A legal advisor to the EU's top court has said telecoms should be able to log individual's private data for law enforcement purposes. The advisory is non-binding and is part of a protracted fight over digital privacy.

An advocate general for the EU's Court of Justice released a legal opinion Tuesday outlining when telecommunications companies should be able to hand over individual's data to security agencies.

Henrik Saugmandsgaard Oe wrote that in general, a data retention obligation "may be compatible with EU law" as long as it meets certain criteria, the court said in a summary statement.

The EU had mandated the retention of private phone and internet data - such as the location, time and frequency of communications between individuals - as part of anti-terrorism measures adopted in 2006 after bombing attacks on subways in Madrid and London.

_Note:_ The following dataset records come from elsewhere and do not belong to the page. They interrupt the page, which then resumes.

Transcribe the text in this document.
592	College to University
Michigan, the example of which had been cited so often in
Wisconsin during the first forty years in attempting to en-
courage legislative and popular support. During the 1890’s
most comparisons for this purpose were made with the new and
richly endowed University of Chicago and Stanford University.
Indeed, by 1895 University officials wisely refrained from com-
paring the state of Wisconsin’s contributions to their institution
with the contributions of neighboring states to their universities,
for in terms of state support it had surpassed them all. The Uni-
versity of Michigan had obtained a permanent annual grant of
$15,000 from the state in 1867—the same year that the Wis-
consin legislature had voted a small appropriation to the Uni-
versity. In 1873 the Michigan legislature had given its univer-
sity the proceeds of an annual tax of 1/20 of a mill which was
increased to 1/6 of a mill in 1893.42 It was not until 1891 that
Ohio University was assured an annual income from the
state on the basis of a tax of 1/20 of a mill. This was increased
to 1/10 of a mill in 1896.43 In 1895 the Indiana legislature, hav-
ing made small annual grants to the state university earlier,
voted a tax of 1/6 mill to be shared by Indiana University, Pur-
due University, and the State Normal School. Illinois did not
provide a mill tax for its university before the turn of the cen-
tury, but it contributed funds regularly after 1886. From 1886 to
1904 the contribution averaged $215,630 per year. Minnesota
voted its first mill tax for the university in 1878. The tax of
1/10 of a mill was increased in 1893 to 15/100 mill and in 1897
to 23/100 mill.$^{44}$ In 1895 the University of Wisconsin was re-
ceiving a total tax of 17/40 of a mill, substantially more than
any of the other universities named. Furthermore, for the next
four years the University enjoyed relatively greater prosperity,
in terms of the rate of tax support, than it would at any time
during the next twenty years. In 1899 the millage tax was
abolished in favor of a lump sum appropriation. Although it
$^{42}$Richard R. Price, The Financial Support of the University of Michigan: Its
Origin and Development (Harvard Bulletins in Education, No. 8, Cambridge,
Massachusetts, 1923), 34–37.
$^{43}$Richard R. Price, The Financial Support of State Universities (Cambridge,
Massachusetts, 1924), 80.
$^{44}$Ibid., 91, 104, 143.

But the European Court of Justice struck down the law in 2014, finding that it breached citizens' fundamental rights.

The top court has now been asked by judges in Britain and Sweden for clarification whether an EU country can legally compel telecommunications firms to retain data for law enforcement purposes.

'Data retention is a kind of mass surveillance'

But there would be limits - including national legislation and regulation - as well as guarantees that data retention would be proportionate to the perceived threat to society. Germany has already passed its own national law on data retention despite fervent opposition from Berlin's own data commissioner.

"The general obligation to retain data must be strictly necessary to the fight against serious crime," the court wrote in a summary of Oe's legal opinion.

The legal opinion is not binding - it is only the view of one of 10 legal advocate generals. But judges often follow the legal advice of their staff counsel.

Digital privacy and the practice of data retention and mass surveillance is a highly important issue due to the ubiquitous presence of digital communications in daily life. In Europe, the issue became political following the Snowden leaks in 2013 that proved surveillance had been carried out widely in Europe through close coordination between European and US intelligence agencies.

A final ruling by the Luxembourg-based court is not expected for several months.